Mikiko Suzuki MacAdams’s large, open set features a row of lockers, two swings, a glowing abstract orb that represents a popular local tree (as well as the end of innocence), a bridge in the back, and a series of arches that evoke Greek drama; desks, beds, chairs, tables, benches, and other furniture are wheeled on- and offstage, and a hot tub emerges from beneath. S. Katy Tucker’s projections focus on stars, the galaxy of opportunities awaiting the teenagers — as well as the challenges they will face. Noticing shooting stars out the window, Lo says to Riley early on, “You ever think about dying?”

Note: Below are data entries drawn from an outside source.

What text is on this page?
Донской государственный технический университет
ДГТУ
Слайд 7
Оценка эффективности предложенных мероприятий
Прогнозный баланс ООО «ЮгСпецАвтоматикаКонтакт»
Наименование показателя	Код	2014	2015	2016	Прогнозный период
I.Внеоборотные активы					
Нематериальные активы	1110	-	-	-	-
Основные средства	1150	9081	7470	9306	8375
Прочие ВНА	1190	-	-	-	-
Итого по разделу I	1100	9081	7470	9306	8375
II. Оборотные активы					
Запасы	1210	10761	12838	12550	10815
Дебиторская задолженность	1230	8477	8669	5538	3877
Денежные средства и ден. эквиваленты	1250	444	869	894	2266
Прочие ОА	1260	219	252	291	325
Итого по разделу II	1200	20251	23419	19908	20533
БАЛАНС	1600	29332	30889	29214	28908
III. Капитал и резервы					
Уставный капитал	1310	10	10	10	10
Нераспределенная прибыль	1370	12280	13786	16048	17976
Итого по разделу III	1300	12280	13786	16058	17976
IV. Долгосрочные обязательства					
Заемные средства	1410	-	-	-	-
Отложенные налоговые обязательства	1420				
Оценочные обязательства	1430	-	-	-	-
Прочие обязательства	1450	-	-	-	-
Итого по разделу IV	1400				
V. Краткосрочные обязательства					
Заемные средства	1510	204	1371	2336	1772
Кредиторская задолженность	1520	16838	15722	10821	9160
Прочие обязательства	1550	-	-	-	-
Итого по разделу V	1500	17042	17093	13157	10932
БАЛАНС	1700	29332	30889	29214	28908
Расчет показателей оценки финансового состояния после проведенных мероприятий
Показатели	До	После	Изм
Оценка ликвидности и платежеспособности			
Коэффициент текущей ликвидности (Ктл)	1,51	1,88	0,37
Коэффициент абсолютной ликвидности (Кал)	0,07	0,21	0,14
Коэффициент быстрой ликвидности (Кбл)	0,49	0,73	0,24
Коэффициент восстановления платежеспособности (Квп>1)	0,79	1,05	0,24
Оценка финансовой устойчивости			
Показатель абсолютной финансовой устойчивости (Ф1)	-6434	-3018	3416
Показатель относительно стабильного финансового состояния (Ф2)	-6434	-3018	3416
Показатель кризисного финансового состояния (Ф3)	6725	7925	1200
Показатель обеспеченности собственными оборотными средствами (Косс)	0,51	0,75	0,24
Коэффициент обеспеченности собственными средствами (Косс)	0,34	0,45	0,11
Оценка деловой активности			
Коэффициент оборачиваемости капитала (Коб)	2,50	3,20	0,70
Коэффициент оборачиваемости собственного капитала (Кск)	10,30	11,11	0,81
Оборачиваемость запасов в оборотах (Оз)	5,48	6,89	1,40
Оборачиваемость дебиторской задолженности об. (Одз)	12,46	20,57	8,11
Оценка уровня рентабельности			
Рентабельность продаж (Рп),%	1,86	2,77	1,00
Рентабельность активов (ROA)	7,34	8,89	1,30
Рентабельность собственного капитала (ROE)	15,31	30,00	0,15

The cast is extraordinary, holding our attention for five hours, making us care what happens to each character, even during the D&D scenes, which allow them, and the audience, to temporarily break free of their inner turmoil. Christopher Akerlind’s lighting and Angela Baughman’s sound further engage us in the proceedings, along with Kindall Almond’s period costumes.

The play is about fifteen minutes too long, and the Wents seem unsure how to end it; I noticed three times I thought it should conclude and was sorry to see it continue, and there’s a coda that feels unnecessary, explaining elements we are already aware of that were better left unsaid. But it all flows with a tender naturalism before that — and is sure to make you remember moments from your own high school years, the good ones and the bad.

Initiative is a warm and engaging coming-of-age epic filled with universal truths about then and now. In a script note, Else Went writes, “This play is the letter to my younger self that I cannot receive. . . . It is apology and forgiveness, to myself, to my first friends, my first loves.”

It’s a letter that the audience is happy she sent.